Shamelessly stolen from the Orange Papers site.
12 Ways to have fun at a coercely-attended NA/AA meeting
Date: 2009-10-18, 1:39PM
* 1.) Bring along some rock-salt (or a little tar, or powdered sugar!) wrapped in cellophane. Leave it in a conspicuous place, like next to the coffee pot! (Listen for a scream from the bathroom shortly!)
* 2.) Steal the coffee pot! Hold it hostage until your card is signed. (Trust me, its more important than you are, or anyone else who is there!)
* 3.) When asked to announce yourself, say, "My name is Agent ______, I work for the DEA, and I sure see some familiar faces here!"
* 4.) Volunteer to read the steps, then do it really, REALLY FAST (like you are yakked on coke, or meth! . Offer to read the entire book — right then and there — in 30 seconds!
* 5.) Ask if the connections are inside, outside, and if they have any "12-Step deals" going on!
* 6.) When the time comes for "announcements", announce that since its impossible for coercing authorities to truly verify whether a "court-card attendee" attended, that everyone can just sign their own card, and then leave. And the secretary is hereby fired.

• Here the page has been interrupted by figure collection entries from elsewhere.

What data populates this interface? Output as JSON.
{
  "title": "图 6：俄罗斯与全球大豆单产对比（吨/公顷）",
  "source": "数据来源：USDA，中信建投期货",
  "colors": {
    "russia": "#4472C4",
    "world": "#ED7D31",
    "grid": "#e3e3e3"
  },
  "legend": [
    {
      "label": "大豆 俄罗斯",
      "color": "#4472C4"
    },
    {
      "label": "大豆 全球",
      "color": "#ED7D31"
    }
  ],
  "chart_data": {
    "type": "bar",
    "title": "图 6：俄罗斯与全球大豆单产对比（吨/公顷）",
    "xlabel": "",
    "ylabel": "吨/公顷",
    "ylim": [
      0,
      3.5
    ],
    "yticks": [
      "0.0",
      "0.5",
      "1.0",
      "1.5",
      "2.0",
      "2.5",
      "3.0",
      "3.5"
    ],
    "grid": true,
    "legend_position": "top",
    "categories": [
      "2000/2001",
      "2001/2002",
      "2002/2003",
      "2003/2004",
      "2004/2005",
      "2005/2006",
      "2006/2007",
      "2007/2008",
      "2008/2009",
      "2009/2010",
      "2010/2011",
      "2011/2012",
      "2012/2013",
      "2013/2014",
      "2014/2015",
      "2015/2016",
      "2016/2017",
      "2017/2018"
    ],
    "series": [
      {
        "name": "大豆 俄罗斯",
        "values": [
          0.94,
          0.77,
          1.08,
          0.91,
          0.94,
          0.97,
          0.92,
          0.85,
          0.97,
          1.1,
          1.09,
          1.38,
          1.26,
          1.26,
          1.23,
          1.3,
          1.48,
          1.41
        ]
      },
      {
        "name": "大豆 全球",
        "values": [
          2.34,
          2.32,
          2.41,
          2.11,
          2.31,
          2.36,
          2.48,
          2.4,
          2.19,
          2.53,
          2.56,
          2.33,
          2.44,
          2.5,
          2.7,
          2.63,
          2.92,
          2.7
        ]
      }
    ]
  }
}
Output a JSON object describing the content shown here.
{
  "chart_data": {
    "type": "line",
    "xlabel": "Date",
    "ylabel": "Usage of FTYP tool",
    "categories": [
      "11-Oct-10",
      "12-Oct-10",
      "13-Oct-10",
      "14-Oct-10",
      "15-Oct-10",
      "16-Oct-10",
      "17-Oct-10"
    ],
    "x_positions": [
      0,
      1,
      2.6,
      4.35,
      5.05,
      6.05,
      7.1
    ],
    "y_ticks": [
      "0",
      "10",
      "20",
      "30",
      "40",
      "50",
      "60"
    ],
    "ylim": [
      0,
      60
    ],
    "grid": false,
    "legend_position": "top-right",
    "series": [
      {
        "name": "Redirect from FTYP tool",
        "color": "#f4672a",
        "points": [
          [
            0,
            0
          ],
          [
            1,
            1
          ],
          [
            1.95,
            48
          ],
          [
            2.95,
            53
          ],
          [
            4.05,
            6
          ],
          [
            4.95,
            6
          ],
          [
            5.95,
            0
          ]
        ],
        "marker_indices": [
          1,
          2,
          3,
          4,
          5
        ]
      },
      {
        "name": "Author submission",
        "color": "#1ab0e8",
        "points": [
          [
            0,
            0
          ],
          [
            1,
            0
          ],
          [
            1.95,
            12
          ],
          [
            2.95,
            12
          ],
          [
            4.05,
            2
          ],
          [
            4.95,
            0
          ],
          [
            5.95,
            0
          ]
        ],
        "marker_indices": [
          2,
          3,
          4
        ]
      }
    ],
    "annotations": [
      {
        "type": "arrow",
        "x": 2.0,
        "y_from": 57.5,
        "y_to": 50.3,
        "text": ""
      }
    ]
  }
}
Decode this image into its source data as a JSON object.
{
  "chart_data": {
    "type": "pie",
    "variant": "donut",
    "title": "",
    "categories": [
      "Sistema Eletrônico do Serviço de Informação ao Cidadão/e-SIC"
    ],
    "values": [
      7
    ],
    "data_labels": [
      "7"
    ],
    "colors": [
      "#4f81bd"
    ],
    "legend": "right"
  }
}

* 7.) Inform the "old timers" that they no longer meet criteria to remain in the group as they no longer have a "desire" to BECOME clean/sober if they are already clean/sober (one is a thought — the other an ACTION!)
* 8.) Ask how many Big Books it takes for a good bonfire (I am guessing, 12?)
* 9.) Ask about the orgies that are rumored to occur at "conventions"!
* 10.) Bring a notepad and camera-phone. Explain its for "research" purposes, and "findings" will be posted on YouTube shortly!
* 11.) Volunteer to do the closing prayer. Pretend to nod off during it. Several times. Become irate if someone offers to finish it for you. Maintain death grips on the people you are holding hands with!
* 12.) Ask which of the 12-Steps actually apply to any individuals, since none of them have personal pronouns like "I", or "me" or "you" in them!